Dans ce livre d’utilité publique, Renaud de Heyn dévoile l’influence du lobbying de l’agrobusiness qui nous conduit inexorablement vers un désastre environnemental, alimentaire et sanitaire.
Depuis la nuit des temps, saisons après saisons, les agriculteurs ont sélectionné les meilleures de leurs graines afin de les replanter l’année suivante. J’entends par « meilleures », les mieux adaptées aux spécificités de leur terroir. Après la Seconde guerre mondiale, le monde a eu faim. Inquiets, les États poussèrent à l’amélioration des rendements et autorisèrent les industriels à breveter le fruit de leurs recherches. La machine infernale était lancée.

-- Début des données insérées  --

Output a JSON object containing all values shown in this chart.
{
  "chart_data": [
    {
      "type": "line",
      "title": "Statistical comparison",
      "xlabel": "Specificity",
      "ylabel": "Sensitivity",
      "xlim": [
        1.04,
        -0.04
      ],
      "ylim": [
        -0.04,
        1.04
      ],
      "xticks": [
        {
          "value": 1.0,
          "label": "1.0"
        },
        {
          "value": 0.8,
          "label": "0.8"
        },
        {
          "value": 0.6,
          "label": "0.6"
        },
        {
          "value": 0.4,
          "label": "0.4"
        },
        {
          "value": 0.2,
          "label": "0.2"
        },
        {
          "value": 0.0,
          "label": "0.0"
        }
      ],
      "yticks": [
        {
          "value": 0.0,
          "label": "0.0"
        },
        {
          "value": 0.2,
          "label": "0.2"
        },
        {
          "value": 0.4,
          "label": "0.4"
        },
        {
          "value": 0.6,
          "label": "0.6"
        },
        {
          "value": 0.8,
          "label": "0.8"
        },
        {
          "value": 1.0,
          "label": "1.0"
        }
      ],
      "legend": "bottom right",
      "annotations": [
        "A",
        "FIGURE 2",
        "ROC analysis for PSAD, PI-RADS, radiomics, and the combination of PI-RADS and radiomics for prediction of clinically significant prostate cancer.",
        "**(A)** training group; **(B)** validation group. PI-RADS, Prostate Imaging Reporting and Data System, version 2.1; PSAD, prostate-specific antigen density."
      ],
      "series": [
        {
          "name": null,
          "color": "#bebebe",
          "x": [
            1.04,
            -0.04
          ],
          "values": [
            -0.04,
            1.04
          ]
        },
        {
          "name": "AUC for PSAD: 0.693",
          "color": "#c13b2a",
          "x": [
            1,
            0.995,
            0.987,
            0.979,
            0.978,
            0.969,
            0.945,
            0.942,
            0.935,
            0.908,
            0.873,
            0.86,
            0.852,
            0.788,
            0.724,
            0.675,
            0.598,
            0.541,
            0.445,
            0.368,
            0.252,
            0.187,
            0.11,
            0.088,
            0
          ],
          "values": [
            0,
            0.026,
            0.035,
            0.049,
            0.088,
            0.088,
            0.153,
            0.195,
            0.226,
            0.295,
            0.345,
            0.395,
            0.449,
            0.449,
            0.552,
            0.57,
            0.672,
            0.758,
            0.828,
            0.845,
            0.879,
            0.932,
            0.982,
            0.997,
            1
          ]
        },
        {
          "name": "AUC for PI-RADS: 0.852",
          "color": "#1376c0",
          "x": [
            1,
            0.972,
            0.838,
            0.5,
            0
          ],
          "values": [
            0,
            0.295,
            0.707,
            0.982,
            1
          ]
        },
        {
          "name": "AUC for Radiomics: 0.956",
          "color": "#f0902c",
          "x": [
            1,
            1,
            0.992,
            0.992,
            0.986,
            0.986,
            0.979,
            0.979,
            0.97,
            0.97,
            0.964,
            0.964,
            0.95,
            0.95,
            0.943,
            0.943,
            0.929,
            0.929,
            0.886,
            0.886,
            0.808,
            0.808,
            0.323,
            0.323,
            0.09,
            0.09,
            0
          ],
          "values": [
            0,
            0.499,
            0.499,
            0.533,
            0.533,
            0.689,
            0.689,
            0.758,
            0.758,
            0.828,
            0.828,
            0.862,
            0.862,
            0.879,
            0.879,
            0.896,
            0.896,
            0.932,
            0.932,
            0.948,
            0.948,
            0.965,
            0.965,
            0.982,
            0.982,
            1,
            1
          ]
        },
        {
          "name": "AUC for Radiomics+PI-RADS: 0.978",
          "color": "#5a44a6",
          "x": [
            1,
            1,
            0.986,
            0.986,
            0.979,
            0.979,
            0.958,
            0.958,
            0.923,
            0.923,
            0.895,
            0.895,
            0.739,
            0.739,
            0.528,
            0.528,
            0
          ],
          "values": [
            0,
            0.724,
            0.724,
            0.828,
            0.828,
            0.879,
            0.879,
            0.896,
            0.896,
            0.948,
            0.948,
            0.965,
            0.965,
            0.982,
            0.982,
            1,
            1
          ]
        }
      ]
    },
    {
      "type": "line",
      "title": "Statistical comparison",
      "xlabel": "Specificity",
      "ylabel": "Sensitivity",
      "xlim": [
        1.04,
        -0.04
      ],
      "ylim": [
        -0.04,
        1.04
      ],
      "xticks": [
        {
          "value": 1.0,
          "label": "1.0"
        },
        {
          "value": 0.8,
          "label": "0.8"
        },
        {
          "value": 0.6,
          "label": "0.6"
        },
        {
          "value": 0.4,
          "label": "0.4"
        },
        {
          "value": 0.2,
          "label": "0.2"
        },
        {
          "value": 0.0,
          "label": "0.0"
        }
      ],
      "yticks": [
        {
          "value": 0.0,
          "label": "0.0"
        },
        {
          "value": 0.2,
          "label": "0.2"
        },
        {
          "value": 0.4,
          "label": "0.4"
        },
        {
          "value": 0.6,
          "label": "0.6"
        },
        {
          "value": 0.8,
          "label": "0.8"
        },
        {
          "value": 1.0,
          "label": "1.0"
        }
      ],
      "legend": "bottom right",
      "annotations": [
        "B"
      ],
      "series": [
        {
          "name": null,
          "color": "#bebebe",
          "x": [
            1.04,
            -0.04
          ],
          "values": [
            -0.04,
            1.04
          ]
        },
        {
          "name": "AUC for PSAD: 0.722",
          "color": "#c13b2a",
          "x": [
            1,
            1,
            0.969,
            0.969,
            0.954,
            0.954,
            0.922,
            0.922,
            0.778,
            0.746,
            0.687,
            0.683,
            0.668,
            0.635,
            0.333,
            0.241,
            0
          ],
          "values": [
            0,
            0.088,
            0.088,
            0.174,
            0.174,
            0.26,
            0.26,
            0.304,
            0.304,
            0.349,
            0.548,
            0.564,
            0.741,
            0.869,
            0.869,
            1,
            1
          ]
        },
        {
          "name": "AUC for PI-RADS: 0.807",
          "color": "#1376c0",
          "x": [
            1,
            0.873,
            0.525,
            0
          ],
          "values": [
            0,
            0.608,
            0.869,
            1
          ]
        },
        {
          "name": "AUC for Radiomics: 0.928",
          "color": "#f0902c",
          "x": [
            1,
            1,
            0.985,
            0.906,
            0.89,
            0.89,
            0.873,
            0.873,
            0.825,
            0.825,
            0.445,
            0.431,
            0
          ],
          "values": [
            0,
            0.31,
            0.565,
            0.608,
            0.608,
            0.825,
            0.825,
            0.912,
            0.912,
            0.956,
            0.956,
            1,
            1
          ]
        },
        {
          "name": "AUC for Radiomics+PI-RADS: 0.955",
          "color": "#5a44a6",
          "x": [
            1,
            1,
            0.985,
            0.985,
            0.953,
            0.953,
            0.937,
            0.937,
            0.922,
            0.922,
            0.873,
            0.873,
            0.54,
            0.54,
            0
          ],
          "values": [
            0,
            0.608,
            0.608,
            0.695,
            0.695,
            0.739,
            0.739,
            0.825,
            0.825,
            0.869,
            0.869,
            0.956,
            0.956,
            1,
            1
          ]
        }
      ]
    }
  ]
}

Renaud de Heyn décrypte les enjeux méconnus de la lutte pour la sauvegarde de notre patrimoine végétal. Les multinationales créent des espèces performantes au prix d’un épuisement rapide des sols, qui exige, pour le compenser, toujours plus d’engrais, fournis par les mêmes multinationales. Malins, les industriels commercialisent des hybrides qui interdisent toutes reproductions naturelles, les paysans sont donc contraints de racheter, chaque année, des semences. Mieux, l’uniformisation des semis fragilisent les cultures face aux ravageurs et aux maladies, une faiblesse qu’entend compenser la pétrochimie par ses insecticides et fongicides. Si les rendements montent, les charges et la pollution croissent plus vite encore, acculant les agriculteurs à la faillite. Bienvenue dans le « Meilleur des mondes ».
Une poignée d’agriculteurs français cultive d’anciennes semences. Le bénéfice pour la société est évident, ils préservent la diversité naturelle et produisent des aliments sains. Ils produisent moins, mais sans excès de machines et traitements gagnent leur vie. Hélas, une législation kafkaïenne leur interdit de vendre leurs graines. Les critères de validation pour permettre à des semences d’intégrer le Catalogue officiel, qui seul autorise leur commercialisation, favorisent indument les produits industriels. Les agriculteurs tentent de modifier la législation, mais le lobbying efficace de la bio-tech à Bruxelles a eu raison de leurs efforts.
Le trait à l’encre de Chine de Renaud de Heyn est classique, élégant et aquarellé. Il intercale dans son dessin réaliste des schémas et de courtes et bienvenues incursions dans le fantastique. Ses fermes à taille humaine, ses agriculteurs passionnés et ses champs à l’ancienne constituent une sympathique invitation au retour à la terre. Si ce n’est comme professionnel, du moins que ce soit comme client et ami. Car, la lutte n’est pas perdue : ils ont besoin de nous.